Turning thirty is a pretty big deal and i personally don’t know why we put more pressure on ourselves to accomplish all these grand things by thirty, when surviving your twenties is hard enough and reason enough to celebrate the next decade. With COVID19 taking the year of 2020 away from us, it is pretty impossible to leave the house, let alone reach any milestones we set.
I was getting married and divorced in my twenties, moving overseas and not to mention trying not to drown in debt while still living for each weekend. When i was researching the ’30 before 30′ i was shocked to see the lists; people had put down things like ‘travel to 30 states’, ‘adopt a puppy‘ and even ‘take a sabbatical’ I mean how are people meant to do all these things and work and survive financially and mentally!?
We struggle with keeping New Years resolutions and not to mention Australia is pretty far away from everywhere and expensive if you plan on travelling to every continent. The chances of completing the ’30 before 30′ challenge while still living your life is amazing if you can do it, but why beat yourself up if you don’t?
It doesn’t define you what you have accomplished by thirty because thirty isn’t the kind of milestone when you should have your shit together. Just ten years ago we were coming out from being a teenager, straight out of school and we’re supposed to have sorted everything out in the next ten years? The social stigma is that you should have done all these grand things, but who decided that?
What if you were in a relationship most of your twenties and then suddenly you’re single and life is starting again at 29? Are you meant to make a list and spend a year driving yourself crazy to do it?

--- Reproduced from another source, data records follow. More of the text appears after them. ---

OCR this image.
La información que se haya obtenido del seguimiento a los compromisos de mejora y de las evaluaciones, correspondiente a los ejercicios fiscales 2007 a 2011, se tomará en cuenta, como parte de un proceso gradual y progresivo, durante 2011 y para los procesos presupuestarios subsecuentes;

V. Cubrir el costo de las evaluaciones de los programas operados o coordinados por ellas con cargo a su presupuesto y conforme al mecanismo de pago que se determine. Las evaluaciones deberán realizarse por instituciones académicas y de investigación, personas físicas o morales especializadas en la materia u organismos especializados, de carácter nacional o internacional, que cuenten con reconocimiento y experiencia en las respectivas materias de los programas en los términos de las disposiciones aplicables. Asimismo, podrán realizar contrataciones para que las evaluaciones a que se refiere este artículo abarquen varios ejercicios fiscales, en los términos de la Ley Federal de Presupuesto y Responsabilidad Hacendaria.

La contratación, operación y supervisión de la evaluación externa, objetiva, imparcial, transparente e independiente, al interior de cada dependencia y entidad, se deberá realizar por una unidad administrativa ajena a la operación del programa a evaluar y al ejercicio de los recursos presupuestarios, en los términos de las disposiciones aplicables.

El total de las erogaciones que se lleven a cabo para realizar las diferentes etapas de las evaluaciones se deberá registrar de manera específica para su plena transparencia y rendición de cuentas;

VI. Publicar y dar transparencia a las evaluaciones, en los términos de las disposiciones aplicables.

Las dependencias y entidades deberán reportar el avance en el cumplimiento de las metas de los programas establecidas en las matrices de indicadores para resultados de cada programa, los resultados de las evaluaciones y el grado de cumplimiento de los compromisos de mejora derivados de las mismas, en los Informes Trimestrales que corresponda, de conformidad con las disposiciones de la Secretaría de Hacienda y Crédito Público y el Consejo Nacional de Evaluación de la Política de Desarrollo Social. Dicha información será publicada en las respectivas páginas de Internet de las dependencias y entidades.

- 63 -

You might have been in Uni for most of your twenties and couldn’t financially afford to leave your parents house let alone travel for six months around Europe.
We all know people who had children and married young so they certainly can’t go and spend every weekend doing bootcamps and trying every winery in the region. These expectations that we are putting on ourselves are attributing to the declining mental health of ourselves and our peers. I am not saying i don’t advocate for goals, I set myself goals every year – realistic goals that aren’t defined by a specific age.
A bucket list is brilliant, but have one that doesn’t make you feel inadequate if you don’t reach it or causes you to spend all your time and money focusing on achieving a list that you can still do in your thirties and be just as proud of.